Friday, March 18, 2022

Apply Chinese Proverbs (About Basketball)

Dad didn't share a lot of Chinese proverbs, especially having grown up in an Italian neighborhood in East Boston. But that won't stop me from unearthing some basketball wisdom from the 'old country'. 

"Every battle is won before it is fought." - Sun Tzu, The Art of War

There's a more contemporary off-color equivalent, "piss poor planning promotes piss poor performance." Anti-Iverson or not, "practice" matters. 


The Iverson cut serves as a decoy with a backscreen behind the play. 

"Talk doesn't cook rice." 

There's a paradox here. Actions speak louder than words, but court communication is invaluable to defend, motivate, and energize teammates. 


"A little impatience will spoil great plans." 

  • Plays take time to develop. Passes must be 'on time and on target.' 
  • The first option may not be the best one. 
  • Shots need to be situationally appropriate, not just in end-of-quarter situations. 
  • Better to cut late than early before a screen arrives. "Wait. Wait. Wait."

"A bird does not sing because it has an answer. It sings because it has a song."

Don't believe everything that you hear. Think for yourself. Some people talk just to hear their voice. Critically examine new information. Professor Kahneman distinguishes "respect experts" like political commentators and "performance experts" like Chess masters. A more negative version is, "an empty barrel makes the loudest noise." 

"Be not afraid of growing slowly, be afraid only of standing still."

We have the capacity to grow and learn into advanced age. Invest our time, don't just spend it. Use available resources to move ahead. 

  • Mike Krzyzewski  75 years old 
  • Roy Williams  71 years old
  • Geno Auriemma  67 years old
  • Tom Izzo  67 years old 
  • John Calipari  63 years old

"Better a diamond with a flaw than a pebble without one."

Recognize skills in perspective. Nobody is perfect. We love to point out flaws amidst greatness, to watch giants fall. Michael Jordan had a career three point shooting percentage of .327. That didn't make him a bum. FYI, Marcus Smart has a career three point percentage of .321. 

"A closed mind is like a closed book; just a block of wood."

We're a lot like computers, comprised of hardware and software. Bad sectors and bad software don't make a computer useless. "That offense doesn't work." When players don't cut urgently, pass unselfishly, and take good shots no offense works. 

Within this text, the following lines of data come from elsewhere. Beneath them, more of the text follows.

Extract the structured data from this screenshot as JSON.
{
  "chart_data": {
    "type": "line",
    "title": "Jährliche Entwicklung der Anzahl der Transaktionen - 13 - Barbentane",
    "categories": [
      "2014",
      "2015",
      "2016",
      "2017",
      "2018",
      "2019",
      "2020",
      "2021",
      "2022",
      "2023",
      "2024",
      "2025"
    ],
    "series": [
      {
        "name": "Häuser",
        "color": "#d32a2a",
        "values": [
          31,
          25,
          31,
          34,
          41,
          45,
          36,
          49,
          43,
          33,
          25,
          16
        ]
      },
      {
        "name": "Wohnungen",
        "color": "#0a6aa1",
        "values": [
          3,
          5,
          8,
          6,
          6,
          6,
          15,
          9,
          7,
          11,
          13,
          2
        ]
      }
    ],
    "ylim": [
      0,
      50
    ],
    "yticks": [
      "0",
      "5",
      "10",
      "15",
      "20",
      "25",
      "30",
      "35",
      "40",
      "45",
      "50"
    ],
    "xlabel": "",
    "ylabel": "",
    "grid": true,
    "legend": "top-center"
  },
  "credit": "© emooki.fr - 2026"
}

"The best time to plant a tree was 20 years ago. The second best time is today."

"Better late than never." Have a "today plan."

"One beam, no matter how big, cannot support an entire house on its own."

Teamwork matters. It's like the African proverb, "we can go faster alone but farther together." 

"Learning is a weightless treasure you can always carry easily.

Anything can be taken from us but our knowledge. The more we learn, the more we can learn. Invest the time to learn more and better. 

"If you are patient in one moment of anger, you will escape a hundred days of sorrow."

  • Widen the space between stimulus (attack) and response. 
  • To prevent regret, have the discipline not to retaliate. 
  • The last of The Four Agreements is "always do your best." 
  • Remember Lincoln's Hot Letters, "never signed, never sent." 
Set play: Quick hitter, Backscreen lob out of a 1-3-1 look

Concept: Beating switching defenses with long-range shooting. As a practical point, this video is an argument for switching against less proficient shooting teams (few high school teams will have anything approaching NBA range). 

Lagniappe. Prem Watsa reminds coaches "don't major in the minors," meaning don't invest a lot of time in something rarely used. Here's a link to an article on the 4-1 zone defense, violating that premise.

Lagniappe 2. Principles translate across sports. "Dalbec once focused largely on his swing mechanics. Big-league experience taught him that pitch recognition and timing matter equally." The quickest path to improvement is better shot selection.

Lagniappe 3. Offense thrives on space and time. Defense corrupts them.